Dr. Franz is SO right! We've only just begun to dig ourselves out from under 35 years of liberal judicial activism. We have the opportunity to keep liberals from pushing their agendas for the next two generations, and we need to seize that!
No President governs alone, but relies on a huge staff, vastly larger than McCain has as a Senator. Look at who's around McCain. Thompson is trustworthy, and so are many of the others around McCain. Then look at Obama's preferred associates--people who idolize Che! For heaven's sake, don't put a friend of Ayers, Dohrn, Wright, Odinga, Kennedy, and Kerry in the White House, in command of the military, FBI, and with the power to appoint a Leftist majority to the Supreme Court.
If I believed that McCain would confine himself to appointing justices in the mold of Roberts, Alito, or Thomas, whether or not they'd ever actually get confirmed, I would be happy with having McCain in that position.
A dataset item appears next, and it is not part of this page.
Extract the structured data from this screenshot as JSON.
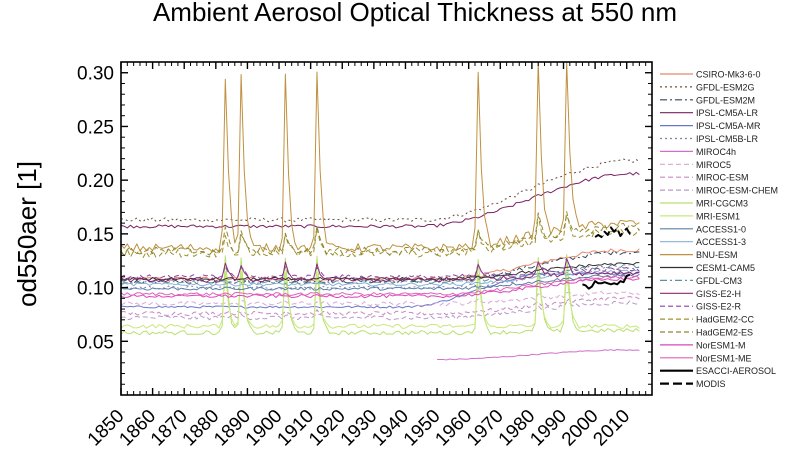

If, however, McCain would appoint people like Souter, we'd be better off letting Obama appoint people like Ginsburg. The more "Republican" judges vote leftist, it more effectively the Left can pretend the Court is apolitical and is making decisions based upon the Constitution. The more outrageously and overtly leftist the judges on the Court, the more likely it is that dissension against them will reach critical mass.
Barring a miracle at the Republican Convention, followed by a second at the polls, I see no realistic way this country can start moving incrementally away from oblivion. The only other sequence of events I can see to avoid oblivion would begin with widespread acknowledgment that there is a law superior to the Men in Black Robes. The sooner that happens, the better.